Between the late 1950s and the mid-1980s, several immunology laboratories started to use the new hybridoma technology to develop monoclonal antibodies (mAbs) and define receptors expressed at different stages of hematopoietic cell differentiation.
While doing these experiments, several mAbs were developed against a protein called CD40, a surface receptor of B cells that can be polyclonally activated by a binding ligand.
This receptor has been found to be essential in mediating a broad variety of immune and inflammatory responses including T cell-dependent immunoglobulin class switching, memory B cell development, and germinal center formation.
[7] AT-hook transcription factor AKNA is reported to coordinately regulate the expression of this receptor and its ligand, which may be important for homotypic cell interactions.
The increase in activation results in the induction of potent microbicidal substances in the macrophage, including reactive oxygen species and nitric oxide, leading to the destruction of ingested microbe.
Early evidence for these effects were that in CD40 or CD40L deficient mice, there is little class switching or germinal centre formation,[9] and immune responses are severely inhibited.
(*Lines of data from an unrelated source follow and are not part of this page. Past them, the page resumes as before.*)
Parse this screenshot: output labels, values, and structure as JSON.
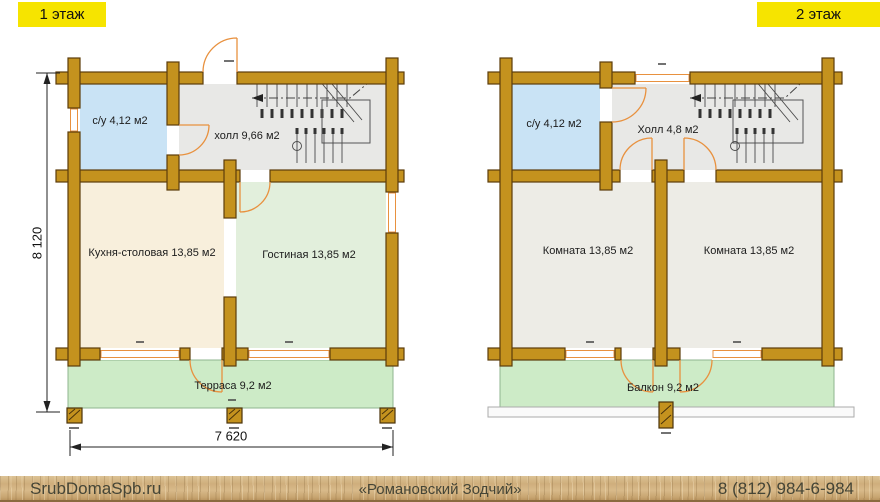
{
  "floor_tags": {
    "floor1": "1 этаж",
    "floor2": "2 этаж"
  },
  "floor1": {
    "bathroom": "с/у 4,12 м2",
    "hall": "холл 9,66 м2",
    "kitchen": "Кухня-столовая 13,85 м2",
    "living": "Гостиная 13,85 м2",
    "terrace": "Терраса 9,2 м2",
    "dim_width": "7 620",
    "dim_height": "8 120"
  },
  "floor2": {
    "bathroom": "с/у 4,12 м2",
    "hall": "Холл 4,8 м2",
    "room_left": "Комната 13,85 м2",
    "room_right": "Комната 13,85 м2",
    "balcony": "Балкон 9,2 м2"
  },
  "footer": {
    "website": "SrubDomaSpb.ru",
    "company": "«Романовский Зодчий»",
    "phone": "8 (812) 984-6-984"
  },
  "colors": {
    "log_wall": "#C4921E",
    "wall_outline": "#5C3D0B",
    "bathroom_fill": "#C9E3F5",
    "hall_fill": "#E8E8E6",
    "kitchen_fill": "#F8EFDC",
    "living_fill": "#E2EFDC",
    "terrace_fill": "#CDEBC7",
    "room_fill": "#EDECE6",
    "door_swing": "#E8913F",
    "floor_tag_bg": "#F6E400"
  }
}
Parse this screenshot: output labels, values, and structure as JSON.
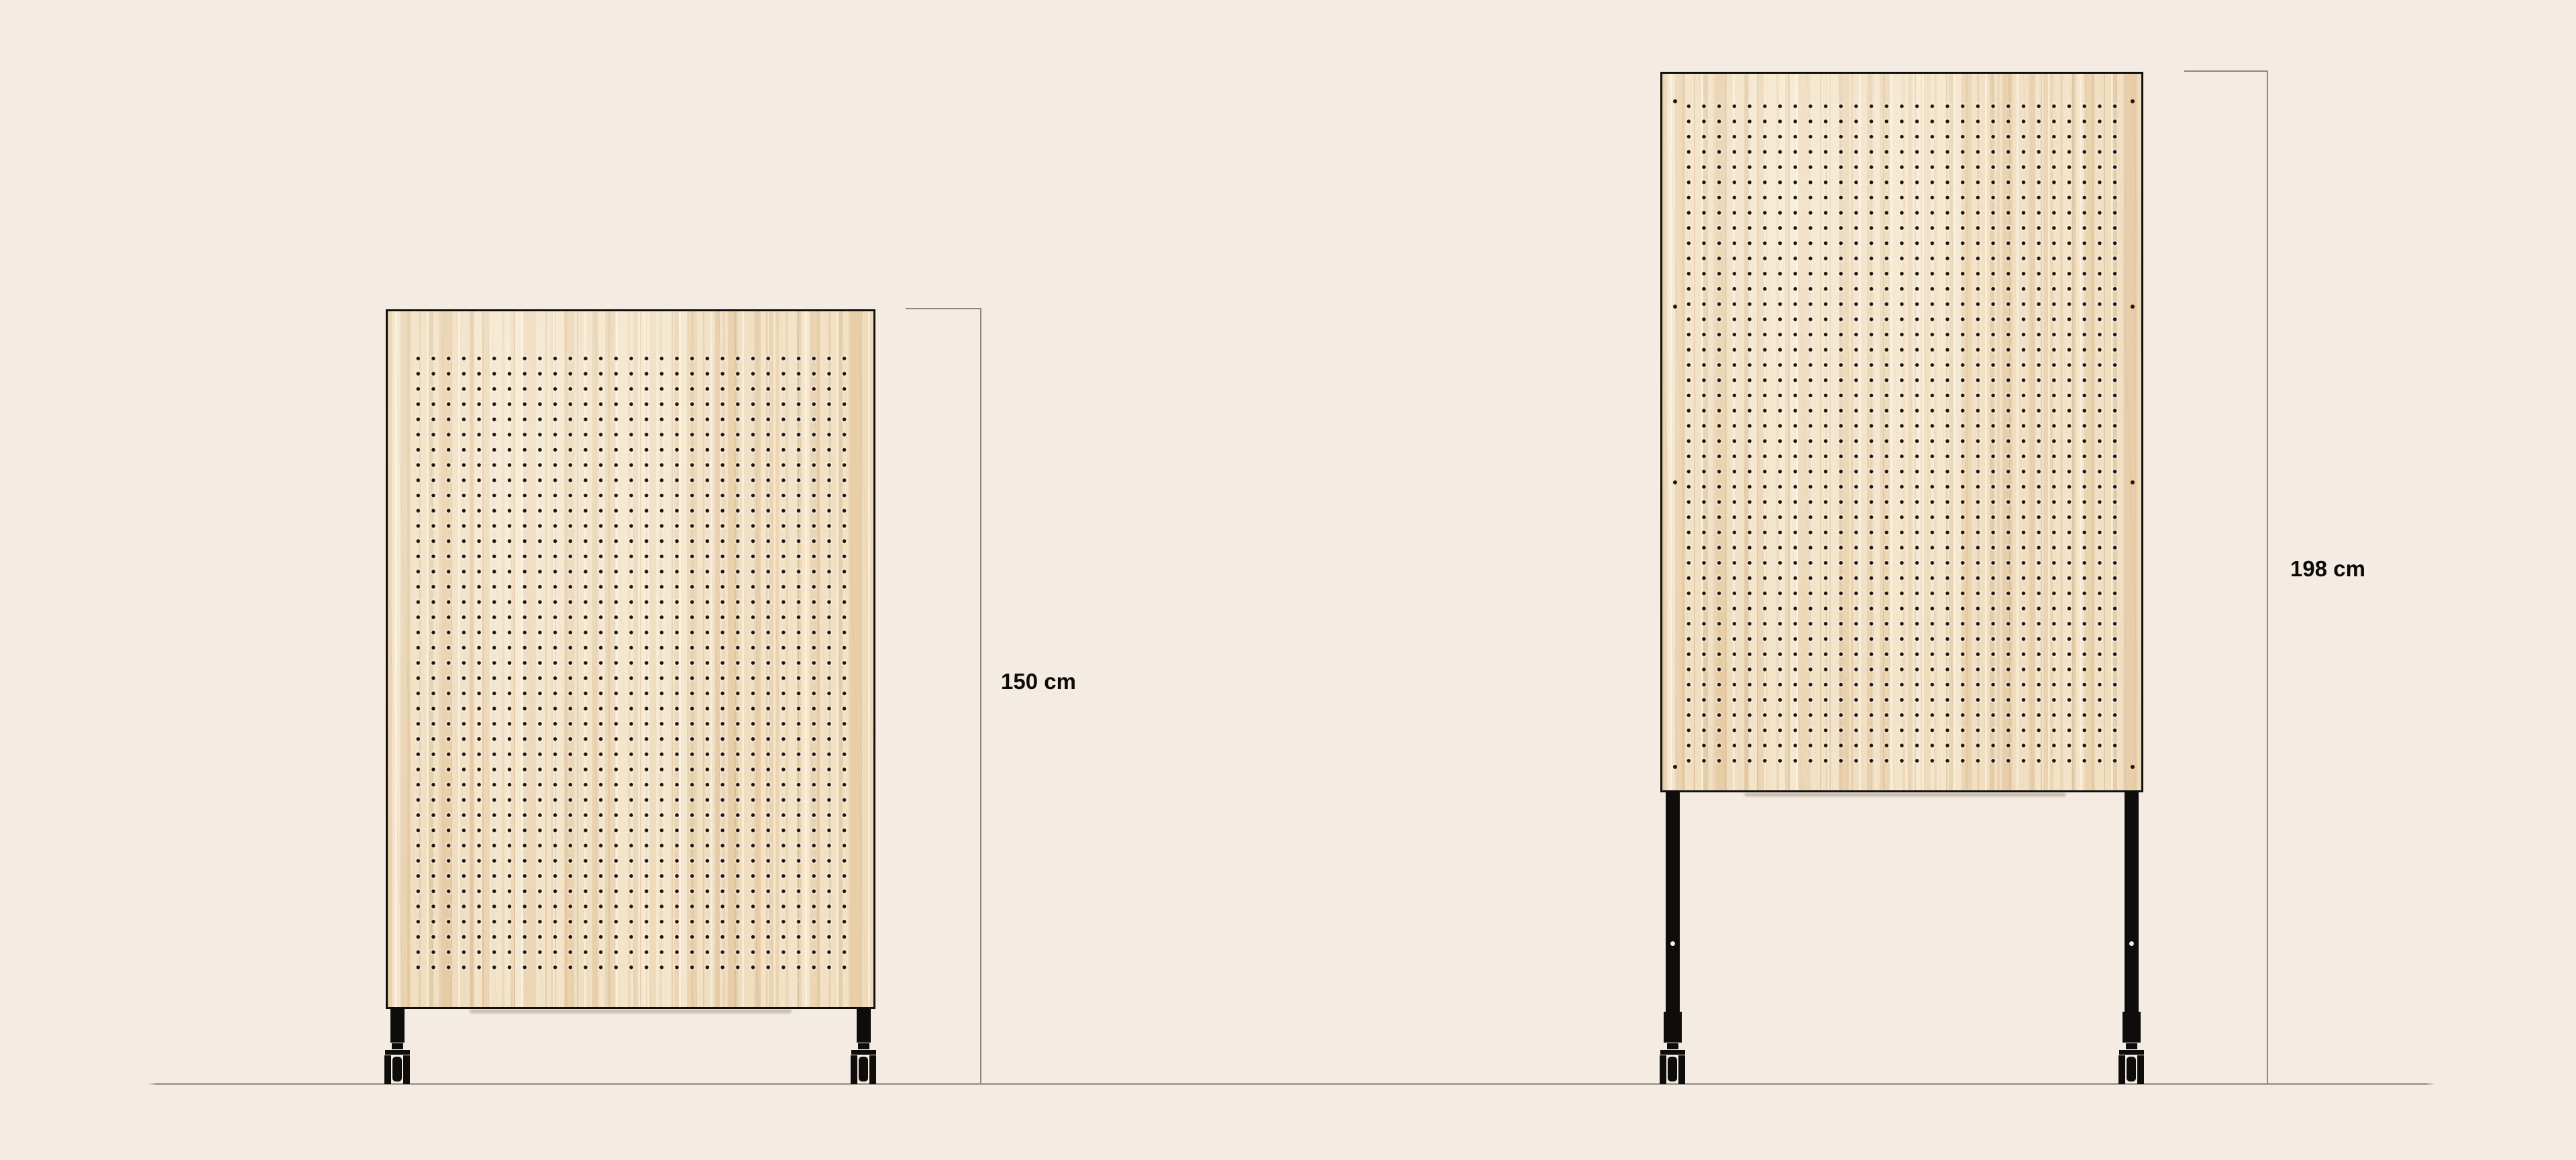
{
  "scene": {
    "description_labels": [],
    "background_color": "#f4ece3",
    "ground_line_color": "#a8a19a",
    "dimension_line_color": "#8d8780",
    "label_text_color": "#0b0a09",
    "wood_base_color": "#eed9bb",
    "frame_color": "#12100e",
    "peg_hole_color": "#1c130c"
  },
  "panels": [
    {
      "side": "left",
      "dimension_label": "150 cm"
    },
    {
      "side": "right",
      "dimension_label": "198 cm"
    }
  ]
}
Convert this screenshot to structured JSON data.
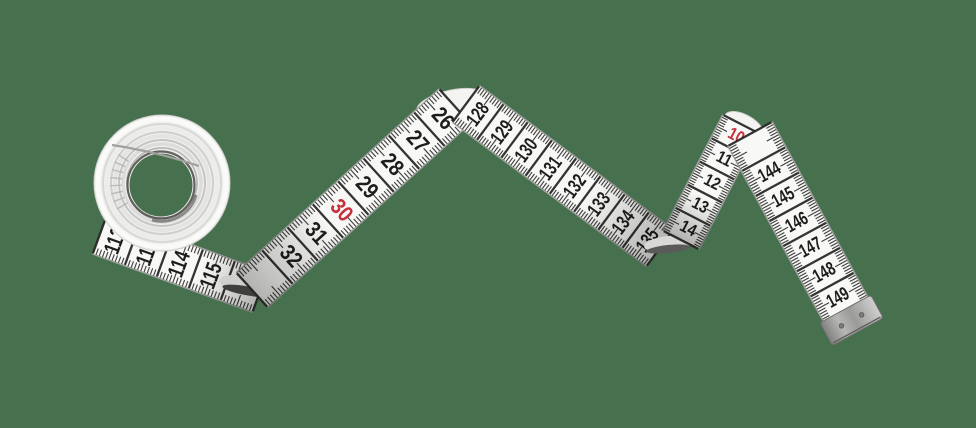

[6] There are a number of completed and ongoing clinical trials using agonistic anti-CD40 monoclonal antibodies to elicit an anti-tumor T-cell response via dendritic cell activation.
Over the past 20 years, numerous human CD40 monoclonal antibodies have been developed and evaluated in clinical trials due to encouraging variability in cancer animal models.
[5] More recently, agonistic CD40 therapy has been shown to decrease T cell cytotoxicity in preclinical glioma models, and in fact affect the efficacy of immune checkpoint blockade.
This is likely due to the high mutational burden most of these models display, which causes them to respond better to immune checkpoint blockade than human glioma, but is nonetheless relevant information for research in immunomodulatory therapies.
CD40 is involved in the development of hyper-IgM syndrome in that it serves as a co-stimulatory molecule in the activation differentiation of B cells, which play a key role in producing immunoglobulins.
For example, drugs that block CD40 signaling have shown promise in treating autoimmune diseases, such as rheumatoid arthritis, by suppressing the overactive immune response.